Q.A. Shirazi Surveyors provides specialized services in the adjustment, investigation, and evaluation of Marine Cargo and Marine Hull Claims, offering end-to-end expertise from loss notification to final settlement.
Our marine surveyors and engineers possess extensive experience in import, export, and inland transit exposures, enabling us to assess cargo and vessel damages across a broad range of commodities — including electronics, textiles, industrial equipment, food products, and high-value manufactured goods.

We understand the time-sensitive and documentation-heavy nature of marine claims. Our professionals ensure swift mobilization, transparent communication, and technically substantiated findings that assist insurers and insureds in achieving fair and efficient claim resolution. Over the years, we have handled numerous claims involving containerized cargo, machinery in transit, general average contributions, and damages due to rough handling, weather exposure, and seawater ingress.

Our objective is to protect the interests of all stakeholders — ensuring that each claim is adjusted in accordance with policy terms, marine law principles, and international shipping standards such as Institute Cargo Clauses (A, B, C) and Hull & Machinery Clauses.

A marine claim arises when goods, cargo, or vessels sustain loss or damage during transportation by sea, air, road, rail, or inland waterways.
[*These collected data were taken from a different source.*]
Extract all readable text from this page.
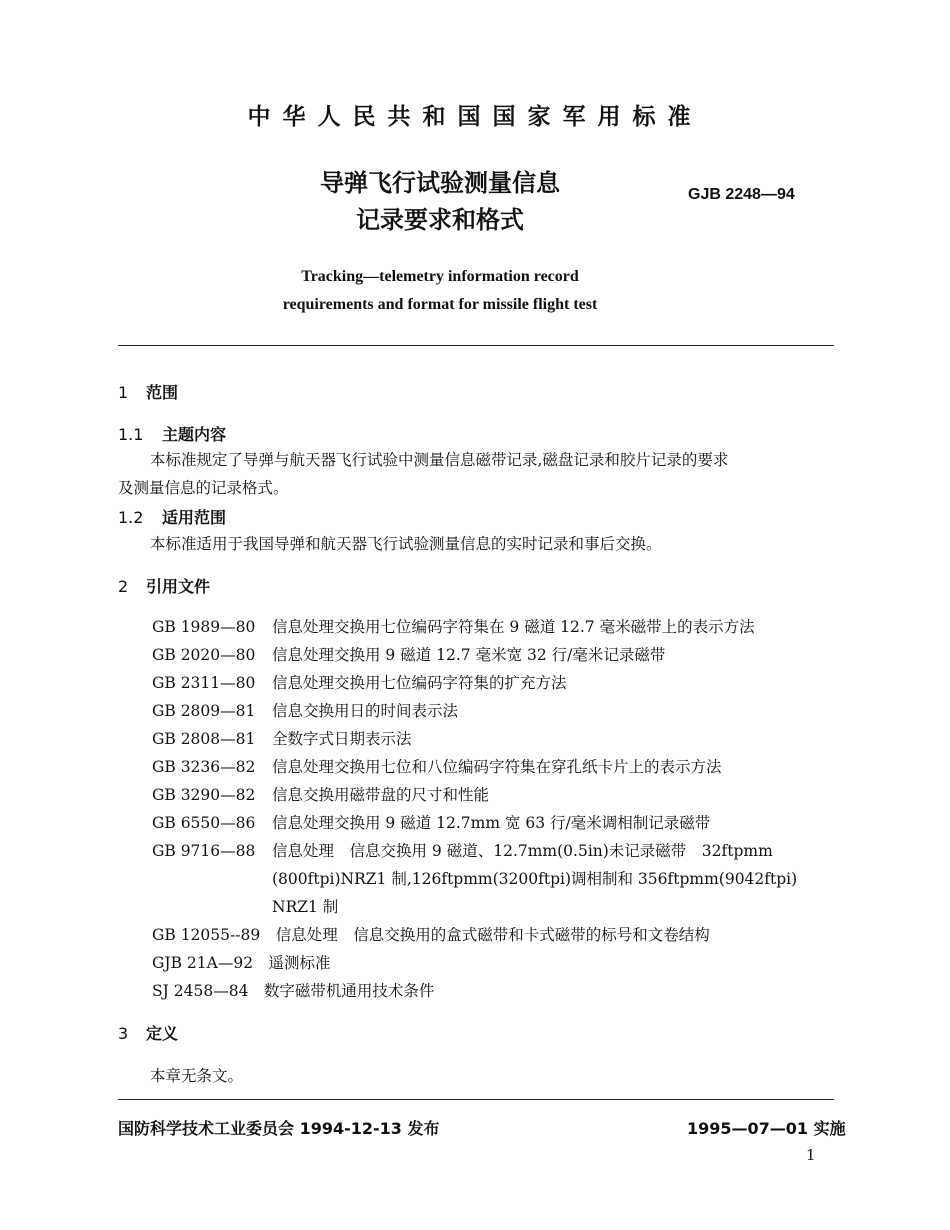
中华人民共和国国家军用标准
导弹飞行试验测量信息
记录要求和格式
GJB 2248—94
Tracking—telemetry information record
requirements and format for missile flight test
1 范围
1.1 主题内容
本标准规定了导弹与航天器飞行试验中测量信息磁带记录,磁盘记录和胶片记录的要求
及测量信息的记录格式。
1.2 适用范围
本标准适用于我国导弹和航天器飞行试验测量信息的实时记录和事后交换。
2 引用文件
GB 1989—80 信息处理交换用七位编码字符集在 9 磁道 12.7 毫米磁带上的表示方法
GB 2020—80 信息处理交换用 9 磁道 12.7 毫米宽 32 行/毫米记录磁带
GB 2311—80 信息处理交换用七位编码字符集的扩充方法
GB 2809—81 信息交换用日的时间表示法
GB 2808—81 全数字式日期表示法
GB 3236—82 信息处理交换用七位和八位编码字符集在穿孔纸卡片上的表示方法
GB 3290—82 信息交换用磁带盘的尺寸和性能
GB 6550—86 信息处理交换用 9 磁道 12.7mm 宽 63 行/毫米调相制记录磁带
GB 9716—88 信息处理　信息交换用 9 磁道、12.7mm(0.5in)未记录磁带　32ftpmm
(800ftpi)NRZ1 制,126ftpmm(3200ftpi)调相制和 356ftpmm(9042ftpi)
NRZ1 制
GB 12055--89　信息处理　信息交换用的盒式磁带和卡式磁带的标号和文卷结构
GJB 21A—92　遥测标准
SJ 2458—84　数字磁带机通用技术条件
3 定义
本章无条文。
国防科学技术工业委员会 1994-12-13 发布	1995—07—01 实施
1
These claims fall broadly into two categories:

  1. Marine Cargo Claims — pertaining to goods carried in transit under a policy of insurance.

  2. Marine Hull Claims — relating to physical damage to vessels, barges, or other marine equipment.

Common Causes of Marine Cargo Losses

  • Rough handling during loading, unloading, or transshipment.

  • Water ingress due to leakage, heavy weather, or flooding of holds and containers.

  • Short delivery, pilferage, or theft during storage or transit.

  • Condensation or moisture damage due to poor stowage or prolonged exposure.

  • Fire or explosion aboard ship or during inland transit.

  • Collision, grounding, capsizing, or sinking of carrying vessel.

  • Damage during container stuffing or unstuffing operations.

Typical Marine Hull Losses

  • Hull and machinery damage due to collision, grounding, or heavy weather.

  • Engine or machinery breakdowns.

  • Propeller or rudder damage.

  • Structural deformation or corrosion.

Our marine claim investigations involve physical inspection, cargo tally verification, packing and stowage assessment, and documentation analysis (bills of lading, packing lists, mate’s receipts, discharge reports, and surveyor certificates).
Where required, we liaise with shipping lines, port authorities, customs officials, and carriers to gather complete evidence and establish liability.

Marine insurance policies are designed to indemnify the insured for loss or damage to cargo or vessels during transit, subject to the terms and conditions specified in the policy schedule. The main components include:

1. Coverage Types

  • Institute Cargo Clauses (A, B, C) — defining perils insured against, ranging from “All Risks” (Clause A) to limited named perils (Clauses B & C).

  • Institute Strikes Clauses (Cargo) — covering loss due to strikes, riots, or civil commotion.

  • War & SRCC Extensions — protection against war-related or political risks.

  • Marine Hull Policies — covering physical damage to vessels and machinery from marine perils.

2. Policy Period & Transit

Coverage typically commences from the time goods leave the insured’s premises and continues during the ordinary course of transit until safe delivery at destination. For imports and exports, coverage may extend from warehouse to warehouse, including inland and port storage as specified in policy terms.

3. Basis of Indemnity

  • Cargo: Cost, Insurance, and Freight (CIF) value plus any declared margin (commonly 10%).

  • Hull: Agreed value basis, considering depreciation, repairs, and deductibles.

4. Documentation Requirements

  • Original policy or certificate of insurance.

  • Bill of lading / airway bill / consignment note.

  • Commercial invoice and packing list.

  • Survey report and photographs.

  • Delivery receipts, shortage or damage certificates, and carrier correspondence.

5. Key Exclusions

  • Ordinary leakage, wear and tear, or inherent vice of the goods.

  • Delay, loss of market, or consequential loss.

  • Inadequate packing or improper stowage by the insured.

  • Unseaworthiness of the carrying vessel (unless insured unaware).